Si hay algo mítico en Ibiza más allá de sus discotecas y calas secretas, es Es Vedrà, una isla rocosa en medio del mar, llena de misticismo y leyendas.
El islote mide 413 metros de alto y está completamente deshabitado, ya que actualmente se encuentra protegido y forma parte de la reserva natural de Cala d’Hort.
Mitos y leyendas
Algunos dicen que después del Polo Norte y del triángulo de las Bermudas, es uno de los puntos más magnéticos de la Tierra, y no sabemos si es por esto (Es Vedrà está compuesto de piedra caliza, no por elementos magnéticos), o por su belleza e inmensidad, que se esconden detrás de él mucho mitos y leyendas.
Hay quien dice que aquí es dónde vivían las famosas sirenas griegas que, con su precioso canto, embrujaban a los marineros y los atraían hasta matarlos.
Otra de las teorías y mitos que rodean Es Vedrá es que es el lugar de nacimiento de la diosa Tanit. Esta diosa está asociada a la fertilidad, la luna, el amor, la guerra y, sobretodo, a la protección de Ibiza.
Lo único que sabemos que es cierto es que cuando te acercas al islote, sobretodo en la puesta de sol, notarás una sensación mágica en tu cuerpo, porque su vista atrapa y enamora.
¿Cómo visitarlo?
Nosotros te recomendamos la puesta de sol como momento ideal para visitar Es Vedrà, aunque su magia está viva a cualquier hora del día.
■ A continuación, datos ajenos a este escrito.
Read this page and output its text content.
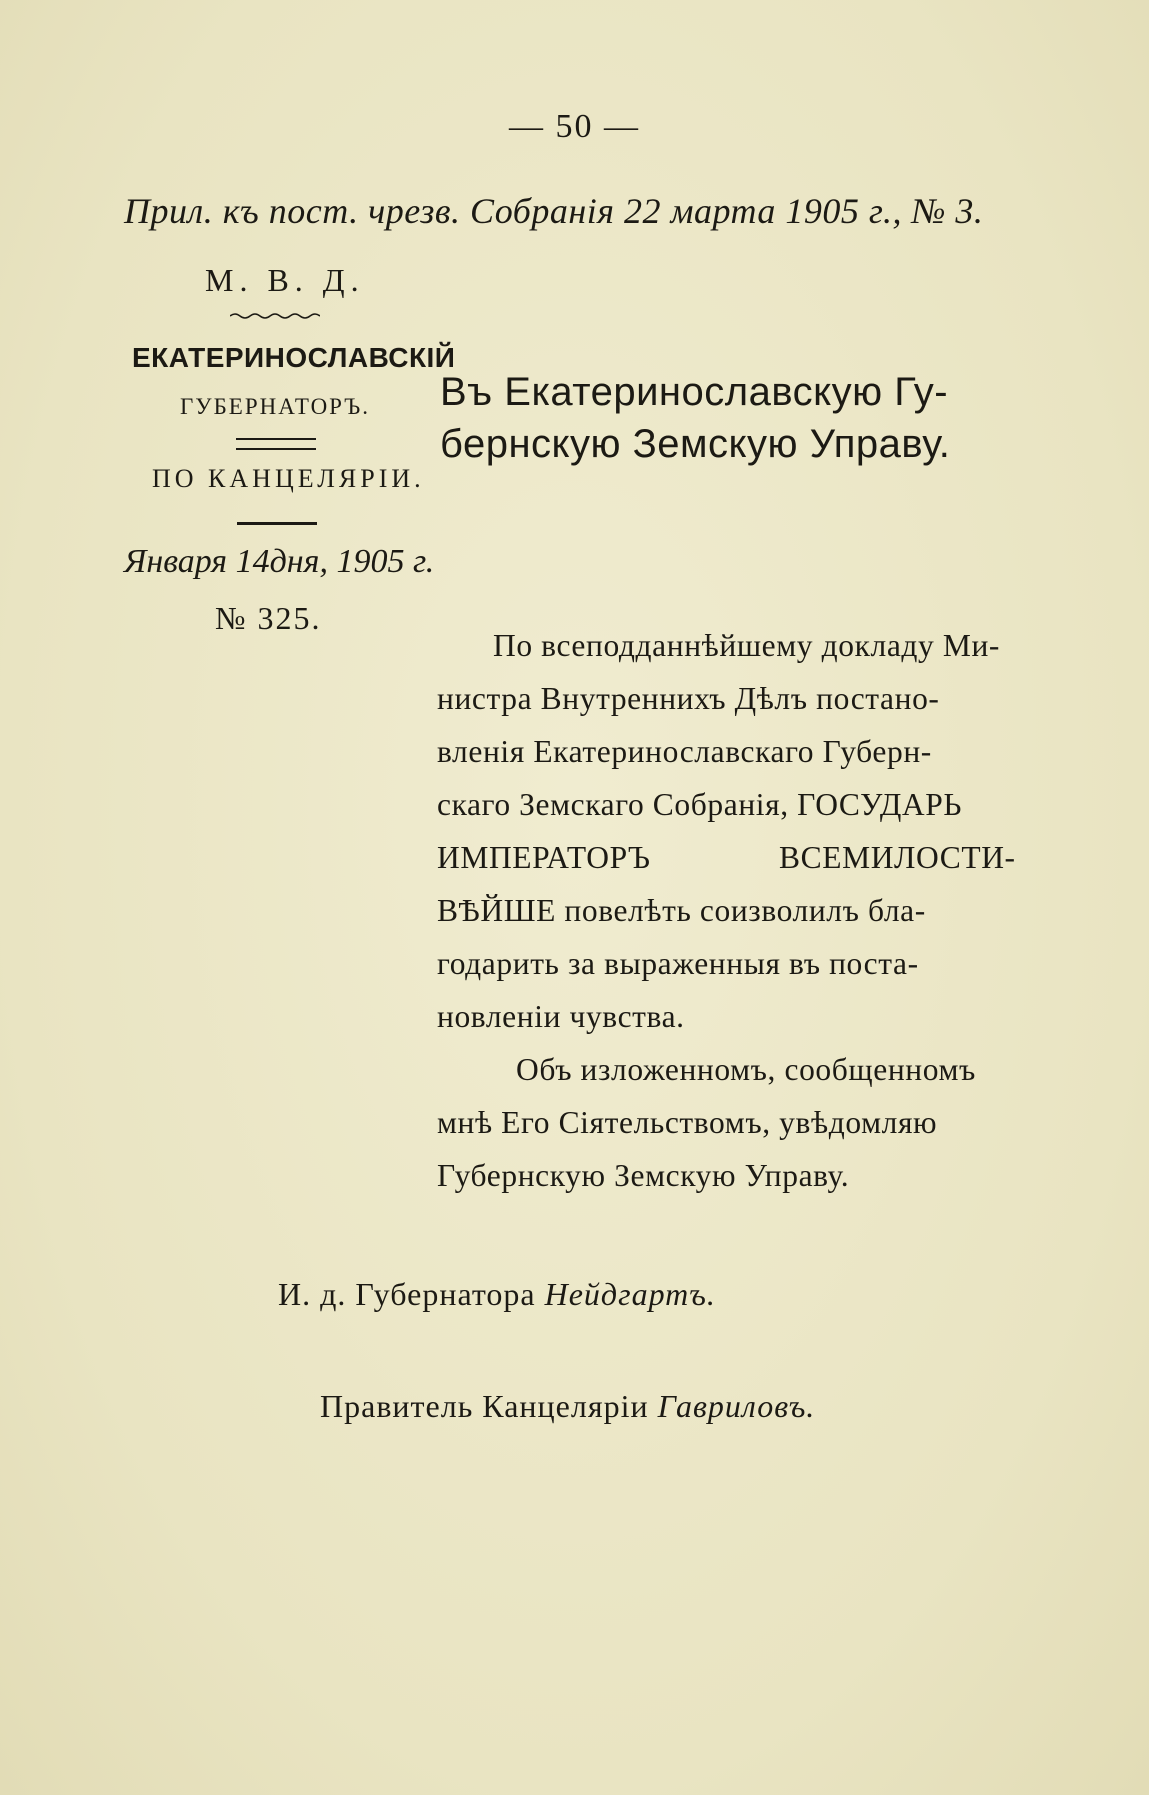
— 50 —
Прил. къ пост. чрезв. Собранія 22 марта 1905 г., № 3.
М. В. Д.
ЕКАТЕРИНОСЛАВСКІЙ
ГУБЕРНАТОРЪ.
ПО КАНЦЕЛЯРІИ.
Января 14дня, 1905 г.
№ 325.
Въ Екатеринославскую Гу-
бернскую Земскую Управу.
По всеподданнѣйшему докладу Ми-
нистра Внутреннихъ Дѣлъ постано-
вленія Екатеринославскаго Губерн-
скаго Земскаго Собранія, ГОСУДАРЬ
ИМПЕРАТОРЪ ВСЕМИЛОСТИ-
ВѢЙШЕ повелѣть соизволилъ бла-
годарить за выраженныя въ поста-
новленіи чувства.
Объ изложенномъ, сообщенномъ
мнѣ Его Сіятельствомъ, увѣдомляю
Губернскую Земскую Управу.
И. д. Губернатора Нейдгартъ.
Правитель Канцеляріи Гавриловъ.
El islote está protegido, por lo cual, la mejor manera de verlo es desde un barco o desde la bahía de Cala d’Hort. Si escoges esta última opción, podrás disfrutar de un atardecer con copa en mano, ya que hay numerosos bares y restaurantes desde los cuales verlo.
También, otra opción, si prefieres huir del bullicio de la gente y estar en plena naturaleza, puedes ir hasta la Torre des Savinar, o la Torre del Pirata. Nosotros te proponemos hacer una pequeña excursión hasta ahí, para disfrutar al máximo de todo lo que ofrece la isla.